Katharina Höglinger’s works draw from the experience of everyday life. They are created at the breakfast table, in the studio or while out and about. Whirling thoughts and loose interests are selected and captured instantaneously to be fixed on a medium such as paper, cardboard, fabric or canvas in an interplay of drawing and painting. In keeping with the nested and tangled nature of a thought, Höglinger continues to spin it until overlapping and intertwined figures emerge to inhabit the painterly pictorial spaces.

In More Hours than One Day, they tell of the hectic and banality of everyday life, the mental load, but also of the expectation of working to the point of exhaustion. Yet time seems to consist of nothing, as the poet Anne Carson writes: “It is pure abstraction. Only a meaning we impose on the movement [of everyday life].” And yet it slips through our fingers in the form of numbers.
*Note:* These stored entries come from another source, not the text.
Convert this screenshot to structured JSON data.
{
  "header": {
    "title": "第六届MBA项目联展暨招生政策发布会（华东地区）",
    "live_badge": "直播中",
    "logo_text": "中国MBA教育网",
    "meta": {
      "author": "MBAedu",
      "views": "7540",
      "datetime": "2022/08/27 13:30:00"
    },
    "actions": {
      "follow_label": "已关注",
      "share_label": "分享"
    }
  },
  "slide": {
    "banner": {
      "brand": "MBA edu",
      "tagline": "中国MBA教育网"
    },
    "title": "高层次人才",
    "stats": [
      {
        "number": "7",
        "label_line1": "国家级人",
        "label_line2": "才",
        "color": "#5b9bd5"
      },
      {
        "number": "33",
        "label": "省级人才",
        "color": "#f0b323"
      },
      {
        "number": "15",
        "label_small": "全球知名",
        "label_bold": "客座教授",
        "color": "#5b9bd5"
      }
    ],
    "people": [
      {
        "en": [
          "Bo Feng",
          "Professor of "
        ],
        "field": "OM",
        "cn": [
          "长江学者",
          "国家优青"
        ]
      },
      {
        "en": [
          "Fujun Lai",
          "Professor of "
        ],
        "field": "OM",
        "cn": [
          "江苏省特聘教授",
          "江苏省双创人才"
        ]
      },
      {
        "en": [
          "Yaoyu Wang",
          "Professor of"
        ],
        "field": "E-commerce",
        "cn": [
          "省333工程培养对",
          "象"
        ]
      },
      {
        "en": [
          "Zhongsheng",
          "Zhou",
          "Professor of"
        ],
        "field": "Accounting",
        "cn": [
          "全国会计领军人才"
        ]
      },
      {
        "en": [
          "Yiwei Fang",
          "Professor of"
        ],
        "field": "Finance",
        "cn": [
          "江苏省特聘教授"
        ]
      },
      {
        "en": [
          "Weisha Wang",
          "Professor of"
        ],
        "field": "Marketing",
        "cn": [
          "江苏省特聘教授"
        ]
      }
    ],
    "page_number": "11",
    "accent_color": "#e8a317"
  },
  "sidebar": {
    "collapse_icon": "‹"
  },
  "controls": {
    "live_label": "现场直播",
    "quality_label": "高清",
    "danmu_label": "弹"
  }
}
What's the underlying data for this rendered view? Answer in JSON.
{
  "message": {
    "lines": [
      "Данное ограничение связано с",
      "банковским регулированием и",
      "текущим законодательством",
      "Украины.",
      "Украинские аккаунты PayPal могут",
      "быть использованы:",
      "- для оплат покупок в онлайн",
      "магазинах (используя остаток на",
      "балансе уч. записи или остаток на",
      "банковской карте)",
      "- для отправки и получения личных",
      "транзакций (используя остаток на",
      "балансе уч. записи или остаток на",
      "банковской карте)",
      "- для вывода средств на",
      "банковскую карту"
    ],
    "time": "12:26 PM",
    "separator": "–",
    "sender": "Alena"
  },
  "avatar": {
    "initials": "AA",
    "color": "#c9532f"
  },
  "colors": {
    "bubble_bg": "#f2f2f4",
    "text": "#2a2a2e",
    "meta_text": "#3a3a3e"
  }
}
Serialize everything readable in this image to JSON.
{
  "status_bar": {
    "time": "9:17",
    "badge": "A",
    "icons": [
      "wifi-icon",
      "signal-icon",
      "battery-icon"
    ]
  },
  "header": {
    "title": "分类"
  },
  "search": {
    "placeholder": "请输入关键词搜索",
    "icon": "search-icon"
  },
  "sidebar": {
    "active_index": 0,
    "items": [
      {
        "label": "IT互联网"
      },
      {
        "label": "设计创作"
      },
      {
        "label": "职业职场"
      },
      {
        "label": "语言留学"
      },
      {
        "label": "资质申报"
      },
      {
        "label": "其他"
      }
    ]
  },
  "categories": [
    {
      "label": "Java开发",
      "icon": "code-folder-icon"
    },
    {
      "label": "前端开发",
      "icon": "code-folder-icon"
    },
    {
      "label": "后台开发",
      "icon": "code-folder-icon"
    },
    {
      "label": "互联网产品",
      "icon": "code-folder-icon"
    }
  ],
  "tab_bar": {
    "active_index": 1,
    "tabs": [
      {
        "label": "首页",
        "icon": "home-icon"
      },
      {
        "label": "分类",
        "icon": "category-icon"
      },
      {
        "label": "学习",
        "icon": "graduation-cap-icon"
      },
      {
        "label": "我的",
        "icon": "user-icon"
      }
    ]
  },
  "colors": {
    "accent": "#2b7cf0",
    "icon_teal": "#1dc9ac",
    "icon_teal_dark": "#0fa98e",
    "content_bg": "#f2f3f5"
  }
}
Almost caringly, Höglinger relates to her affective figures, catches them, “caring” like a parent that does not correct imperfection, disorder, or fragility, but accepts, discusses, and negotiates until the characters have undergone the metamorphosis into independent personalities. Some protagonists of art history, such as the dog or the signature, return more frequently. They indicate the painter’s close ties with the figures and motifs. However, there are also reflections on themes such as corporeality, language, and interrelationality, with which Höglinger places herself in a tradition of contemporary women painters. Other main protagonists, such as the bourgeois flower vase, the nude, or the portrait, on the other hand, tell of (art) historical images, images of women, and all those misguided representations that are roaming around in the narratives of painting. With their surrealist appearances, the eccentric figures display a combination of lightness, melancholy, wit, but also the courage to be imperfect, accompanied by uncertain bends and chaotic turns. Characterized by a consistent non-structuredness, complex visual worlds full of contradictions unfold, which, despite their proximity to the fantastic, always remain connected to reality. The overlapping fragments of fiction, experience, and painting result in a densely woven network in which reference, point of departure, or resource are difficult to distinguish from one another. In their synesthetic overload, Katharina Höglinger’s pictorial worlds advocate the impossibility and unwillingness to commit to a specific meaning.